When I looked back at my mule it was like he was one of these here spy-glasses and I could look at him standing there and see all the broad land and my house sweated outen it like it was the more the sweat, the broader the land; the more the sweat, the tighter the house because it would take a tight house for Cora, to hold Cora like a jar of milk in the spring; you’ve got to have a tight jar or you’ll need a powerful spring, so if you have a big spring, why then you have the incentive to have tight, wellmade jars, because it is your milk, sour or not, because you would rather have milk that will sour than to have milk that won’t, because you are a man.

I don’t think Bill was drinking milk when he wrote that.

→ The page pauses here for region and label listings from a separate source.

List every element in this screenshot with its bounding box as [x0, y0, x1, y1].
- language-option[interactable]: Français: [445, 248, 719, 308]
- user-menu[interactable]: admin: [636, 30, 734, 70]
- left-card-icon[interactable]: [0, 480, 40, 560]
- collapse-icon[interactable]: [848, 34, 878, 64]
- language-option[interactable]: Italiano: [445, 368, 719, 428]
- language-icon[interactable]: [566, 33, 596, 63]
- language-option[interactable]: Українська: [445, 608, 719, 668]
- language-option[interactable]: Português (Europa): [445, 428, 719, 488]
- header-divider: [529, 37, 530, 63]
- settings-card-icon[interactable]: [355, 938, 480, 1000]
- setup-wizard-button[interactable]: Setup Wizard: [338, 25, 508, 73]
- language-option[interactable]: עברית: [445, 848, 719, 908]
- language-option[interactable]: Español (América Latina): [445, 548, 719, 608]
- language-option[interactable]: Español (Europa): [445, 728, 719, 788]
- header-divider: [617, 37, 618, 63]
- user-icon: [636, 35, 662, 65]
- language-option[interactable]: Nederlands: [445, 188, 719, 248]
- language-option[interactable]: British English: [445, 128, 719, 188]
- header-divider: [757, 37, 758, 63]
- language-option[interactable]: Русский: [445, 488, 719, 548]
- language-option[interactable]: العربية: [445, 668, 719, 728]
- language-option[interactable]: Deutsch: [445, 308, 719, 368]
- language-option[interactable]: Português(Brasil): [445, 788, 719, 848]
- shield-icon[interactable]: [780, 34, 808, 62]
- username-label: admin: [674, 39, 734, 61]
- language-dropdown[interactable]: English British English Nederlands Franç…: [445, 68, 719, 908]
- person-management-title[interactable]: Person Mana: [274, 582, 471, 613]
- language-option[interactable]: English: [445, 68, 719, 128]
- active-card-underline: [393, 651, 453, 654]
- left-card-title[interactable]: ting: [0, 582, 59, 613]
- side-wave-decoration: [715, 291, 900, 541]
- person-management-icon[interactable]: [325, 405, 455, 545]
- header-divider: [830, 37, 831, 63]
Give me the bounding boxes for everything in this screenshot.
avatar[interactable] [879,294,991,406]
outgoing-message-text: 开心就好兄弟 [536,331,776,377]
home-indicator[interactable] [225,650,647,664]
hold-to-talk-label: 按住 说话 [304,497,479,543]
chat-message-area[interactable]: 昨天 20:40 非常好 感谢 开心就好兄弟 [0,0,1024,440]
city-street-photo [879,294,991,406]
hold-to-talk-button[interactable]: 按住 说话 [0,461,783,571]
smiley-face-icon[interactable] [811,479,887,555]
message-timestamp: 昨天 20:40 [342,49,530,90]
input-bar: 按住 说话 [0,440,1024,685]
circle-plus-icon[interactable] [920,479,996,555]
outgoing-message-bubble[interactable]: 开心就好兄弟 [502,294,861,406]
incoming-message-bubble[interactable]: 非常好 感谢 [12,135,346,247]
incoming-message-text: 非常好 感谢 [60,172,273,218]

The Library of America publishes Faulkners four to the volume, and I would gladly have plowed through Sanctuary, Light in August, and Pylon—except perhaps for the prospect of having to try to write something about them afterwards. I’ve noticed a spate of Faulker articles in recent weeks—John Jeremiah Sullivan (see the previous entry in this blog) wrote a piece about Absalom Absalom for the New York Times Magazine and the Daily Beast proclaimed Light in AugustFaulkner’s Great American Novel”. There was an Oprah selection and there are rumors of an HBO miniseries. It’s reassuring that America has retained a taste for the ornery old cuss.